Aunque la persiana moderna, tal y como la concebimos en la actualidad, se patentó en Londres en el año 1769, realmente hablamos de un mecanismo que, en sus formas más rudimentarias, nos transporta a la Antigüedad. Si algunas tribus nómadas ya cubrían con hojas los espacios abiertos de las cabañas para protegerse del sol, en el Antiguo Egipto concibieron un tipo de proto persianas formadas por cañas aunadas que se colgaban de los marcos de las ventanas. Así, se aislaban tanto del calor como de los propios vecinos. Siguiendo estas corrientes y ya en pleno siglo XVIII, las persianas se introdujeron en Europa a través de Venecia. ¿Su origen? Persia (y ahora ya sabes porque las llamamos persianas venecianas).

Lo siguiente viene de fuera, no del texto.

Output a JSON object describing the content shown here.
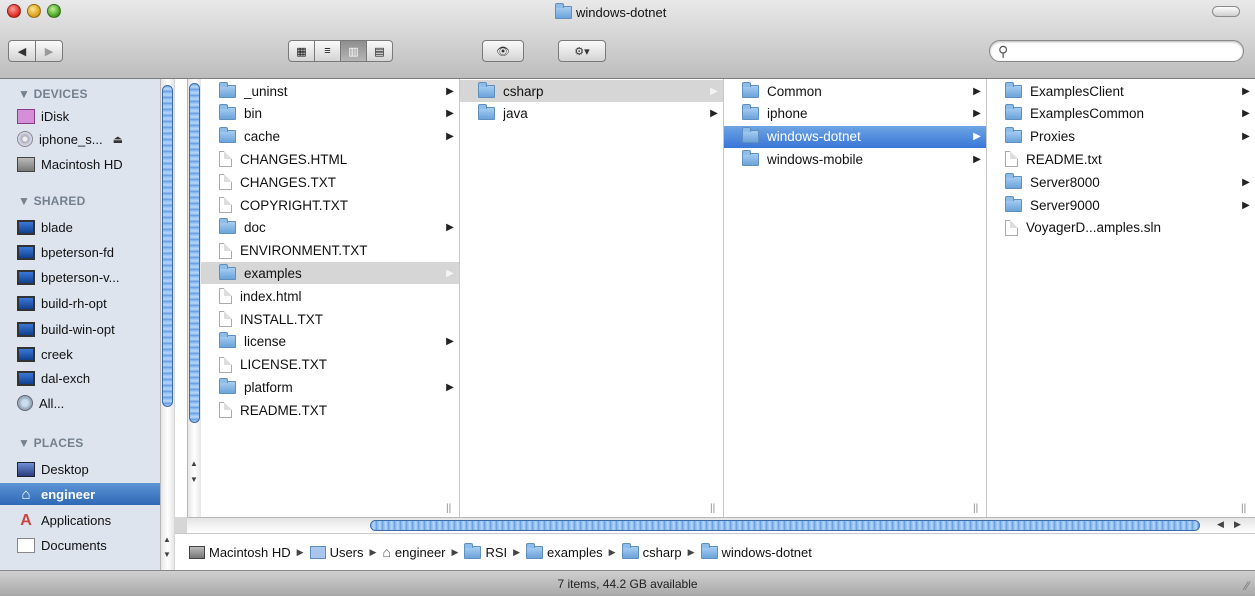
{
  "window": {
    "title": "windows-dotnet"
  },
  "toolbar": {
    "back": "◀",
    "forward": "▶",
    "views": [
      "▦",
      "≡",
      "▥",
      "▤"
    ],
    "eye": "👁",
    "action": "⚙▾",
    "search_placeholder": ""
  },
  "sidebar": {
    "devices_header": "▼ DEVICES",
    "devices": [
      "iDisk",
      "iphone_s...",
      "Macintosh HD"
    ],
    "shared_header": "▼ SHARED",
    "shared": [
      "blade",
      "bpeterson-fd",
      "bpeterson-v...",
      "build-rh-opt",
      "build-win-opt",
      "creek",
      "dal-exch",
      "All..."
    ],
    "places_header": "▼ PLACES",
    "places": [
      "Desktop",
      "engineer",
      "Applications",
      "Documents"
    ]
  },
  "columns": {
    "col1": [
      {
        "name": "_uninst",
        "kind": "folder",
        "arrow": true
      },
      {
        "name": "bin",
        "kind": "folder",
        "arrow": true
      },
      {
        "name": "cache",
        "kind": "folder",
        "arrow": true
      },
      {
        "name": "CHANGES.HTML",
        "kind": "file",
        "arrow": false
      },
      {
        "name": "CHANGES.TXT",
        "kind": "file",
        "arrow": false
      },
      {
        "name": "COPYRIGHT.TXT",
        "kind": "file",
        "arrow": false
      },
      {
        "name": "doc",
        "kind": "folder",
        "arrow": true
      },
      {
        "name": "ENVIRONMENT.TXT",
        "kind": "file",
        "arrow": false
      },
      {
        "name": "examples",
        "kind": "folder",
        "arrow": true,
        "selected": "gray"
      },
      {
        "name": "index.html",
        "kind": "file",
        "arrow": false
      },
      {
        "name": "INSTALL.TXT",
        "kind": "file",
        "arrow": false
      },
      {
        "name": "license",
        "kind": "folder",
        "arrow": true
      },
      {
        "name": "LICENSE.TXT",
        "kind": "file",
        "arrow": false
      },
      {
        "name": "platform",
        "kind": "folder",
        "arrow": true
      },
      {
        "name": "README.TXT",
        "kind": "file",
        "arrow": false
      }
    ],
    "col2": [
      {
        "name": "csharp",
        "kind": "folder",
        "arrow": true,
        "selected": "gray"
      },
      {
        "name": "java",
        "kind": "folder",
        "arrow": true
      }
    ],
    "col3": [
      {
        "name": "Common",
        "kind": "folder",
        "arrow": true
      },
      {
        "name": "iphone",
        "kind": "folder",
        "arrow": true
      },
      {
        "name": "windows-dotnet",
        "kind": "folder",
        "arrow": true,
        "selected": "blue"
      },
      {
        "name": "windows-mobile",
        "kind": "folder",
        "arrow": true
      }
    ],
    "col4": [
      {
        "name": "ExamplesClient",
        "kind": "folder",
        "arrow": true
      },
      {
        "name": "ExamplesCommon",
        "kind": "folder",
        "arrow": true
      },
      {
        "name": "Proxies",
        "kind": "folder",
        "arrow": true
      },
      {
        "name": "README.txt",
        "kind": "file",
        "arrow": false
      },
      {
        "name": "Server8000",
        "kind": "folder",
        "arrow": true
      },
      {
        "name": "Server9000",
        "kind": "folder",
        "arrow": true
      },
      {
        "name": "VoyagerD...amples.sln",
        "kind": "file",
        "arrow": false
      }
    ]
  },
  "pathbar": [
    "Macintosh HD",
    "Users",
    "engineer",
    "RSI",
    "examples",
    "csharp",
    "windows-dotnet"
  ],
  "status": {
    "text": "7 items, 44.2 GB available"
  },
  "colors": {
    "selection_blue": "#3875d7",
    "sidebar_bg": "#dde4ee",
    "selected_gray": "#d6d6d6"
  }
}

Llegados al mencionado 1769, Edward Bevan perfeccionó el sistema que popularizó la persiana veneciana e incorporó un elemento que supuso toda una revolución: un cordón en bucle que, gracias a una polea, movía las láminas de madera que estaban encajadas en el marco. Un siglo después, sobre 1880, este tipo de láminas dieron paso a las de cristal. Ocurrió en Nueva York, en un Estados Unidos que acogió a la persiana como una especie de símbolo clasista, apegado a las clases más altas y pudientes. Edificios como la iglesia de Philadephia, el Radio City de Rockefeller Center o el Empire State se erigieron favorables a su uso.

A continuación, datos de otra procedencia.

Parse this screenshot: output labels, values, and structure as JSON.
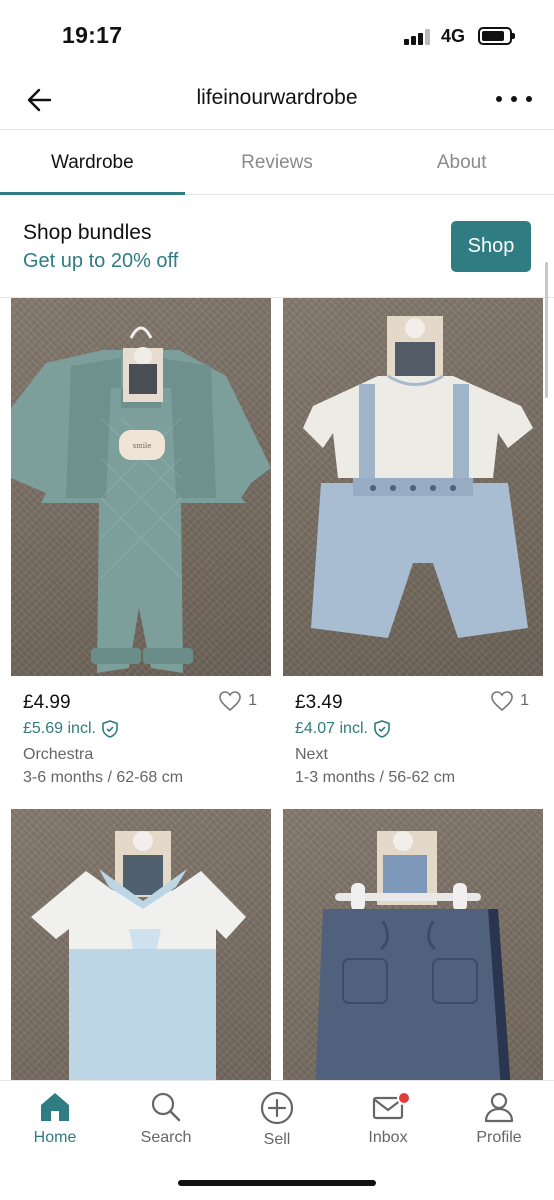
{
  "status": {
    "time": "19:17",
    "network": "4G"
  },
  "header": {
    "title": "lifeinourwardrobe",
    "back_icon": "arrow-left-icon",
    "more_icon": "more-horizontal-icon"
  },
  "tabs": [
    {
      "label": "Wardrobe",
      "active": true
    },
    {
      "label": "Reviews",
      "active": false
    },
    {
      "label": "About",
      "active": false
    }
  ],
  "bundle": {
    "title": "Shop bundles",
    "subtitle": "Get up to 20% off",
    "button": "Shop"
  },
  "items": [
    {
      "price": "£4.99",
      "price_incl": "£5.69 incl.",
      "favorites": "1",
      "brand": "Orchestra",
      "size": "3-6 months / 62-68 cm",
      "photo": "sage green quilted romper with jacket on hanger"
    },
    {
      "price": "£3.49",
      "price_incl": "£4.07 incl.",
      "favorites": "1",
      "brand": "Next",
      "size": "1-3 months / 56-62 cm",
      "photo": "white shirt with light blue dungaree shorts"
    },
    {
      "photo": "white and light blue collared romper"
    },
    {
      "photo": "navy jogging trousers on hanger"
    }
  ],
  "nav": [
    {
      "label": "Home",
      "icon": "home-icon",
      "active": true
    },
    {
      "label": "Search",
      "icon": "search-icon",
      "active": false
    },
    {
      "label": "Sell",
      "icon": "plus-circle-icon",
      "active": false
    },
    {
      "label": "Inbox",
      "icon": "mail-icon",
      "active": false,
      "badge": true
    },
    {
      "label": "Profile",
      "icon": "user-icon",
      "active": false
    }
  ],
  "colors": {
    "accent": "#2f7c82",
    "badge": "#e03c3c"
  }
}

 ¿Y España? Así se explica el arraigo por un elemento convertido en símbolo social

A diferencia del resto de Europa, la persiana aterrizó en territorio nacional con el auge del imperio andalusí germinado en el siglo VIII. Como si fuera una huella imborrable de Al-Andalus, la persiana arraigó en España, país que no abandonó nunca hasta llegar a nuestros días. Por eso, cualquier ciudadano español que viaje o emigre a países de la Unión Europea, choca con la aparición de su vertiente más voyeur. Y no porque lo sea ni con un ánimo cotilla (que también puede ser el caso), sino porque la costumbre en este tipo de naciones es la de carecer no solo de persianas, a veces también de cortinas.

Explicado desde un punto de vista sociológico, la costumbre española de mantener la persiana y jugar con las subidas y bajadas es una suerte de huella de la cultura árabe, tan enraizada en nuestro territorio en otros ámbitos. Por ello, desde tiempos de Al-Andalus, y a pesar de nuestra cultura abierta, en España vivimos hacia dentro de nuestros hogares. Los protegemos y los ocultamos. Sin embargo, y, por el contrario, aderezamos ubicaciones más exteriores como los patios, fachadas y portales.

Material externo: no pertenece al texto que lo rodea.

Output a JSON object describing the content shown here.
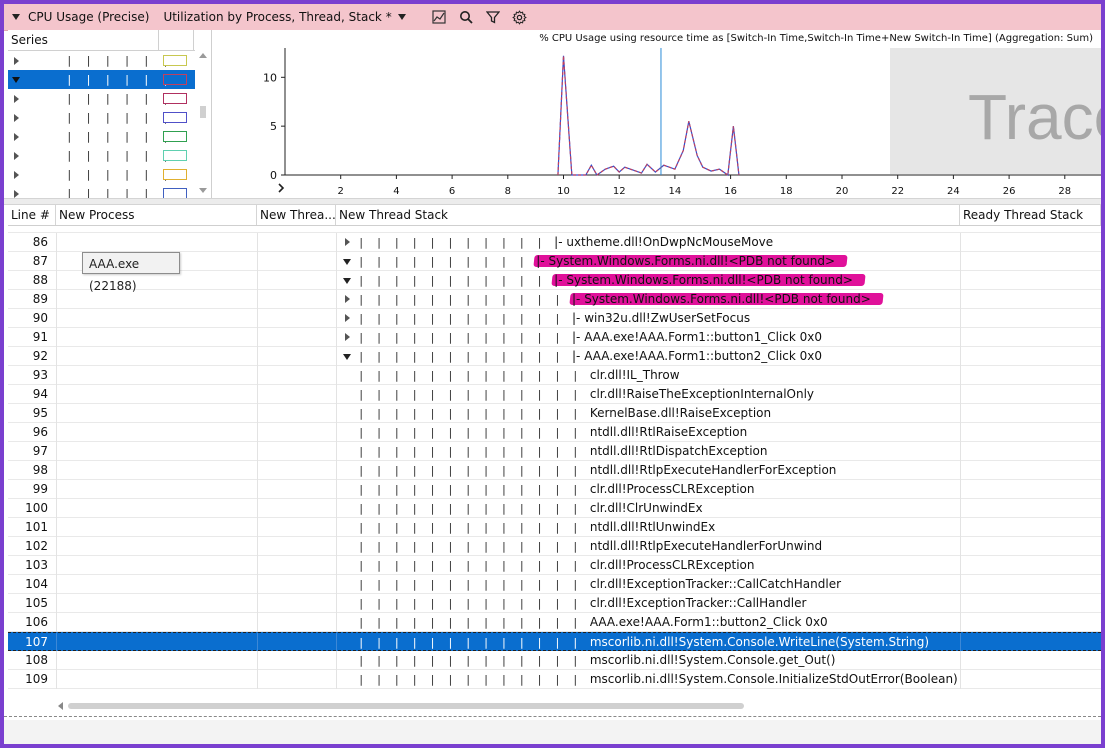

Esta tradición de nuestra cultura popular más añeja y que hemos convertido en una rutina doméstica que parece no tener fin (¿cuántas veces has llamado a un persianero tras romper la cuerda?) colisiona de dos maneras con nuestro tipo de vida. Como hemos comentado anteriormente, España es un país luminoso, con un número de horas de luz anuales que prácticamente duplica al de casi todos los países europeos (a Reino Unido los ganamos 3.000 a 1.500). Sin embargo, mientras nosotros ocultamos nuestras casas (y, por tanto, nuestras intimidades) del sol, en el resto de Europa esto prácticamente no sucede. En segundo lugar, resulta contradictorio con nuestra forma de ser. Algo que, sin embargo, también tiene una explicación.

Las tradiciones calvinistas y protestantes que copan muchos de los países europeos (desde los nórdicos a los del centro: Holanda, Bélgica, Austria…) han bifurcado en la costumbre de abrir las ventanas de sus hogares. Como una forma de demostrar que no tienen nada que esconder, que son honestos y para aclarar sin miedos si tienes poder adquisitivo o no.

Por el contrario, a pesar de nuestro carácter festivo, lúdico, callejero y abierto, los españoles mostramos más reservas con la exposición de nuestras intimidades. En la calle, podemos mostrarnos de otra manera, actuar, enseñar lo que nos conviene. Sin embargo, en casa somos como somos y, salvo si eres concursante de ‘Gran Hermano’, resulta imposible forzar una actitud diferente. Además, y siempre yendo en paralelo con las formas más tópicas y folclóricas, somos más cotillas que en otros lugares. Nos interesa conocer la vida ajena (de ahí el éxito de cierto contenido televisivo).

Por último, y no menos importante, a diferencia de la tradición calvinista que ya hemos mencionado en ciertos países europeos, nosotros hemos recibido una educación y una ética de corte católica. Esto enraíza con un mayor sentimiento de culpa y el dar más importancia a las apariencias. Ese, “¿y qué dirán de mí?” que muchas veces achacamos a los pueblos, pero sigue sin dejar escapar a las grandes ciudades. Y para protegernos de todo eso, ¿qué mejor que una persiana?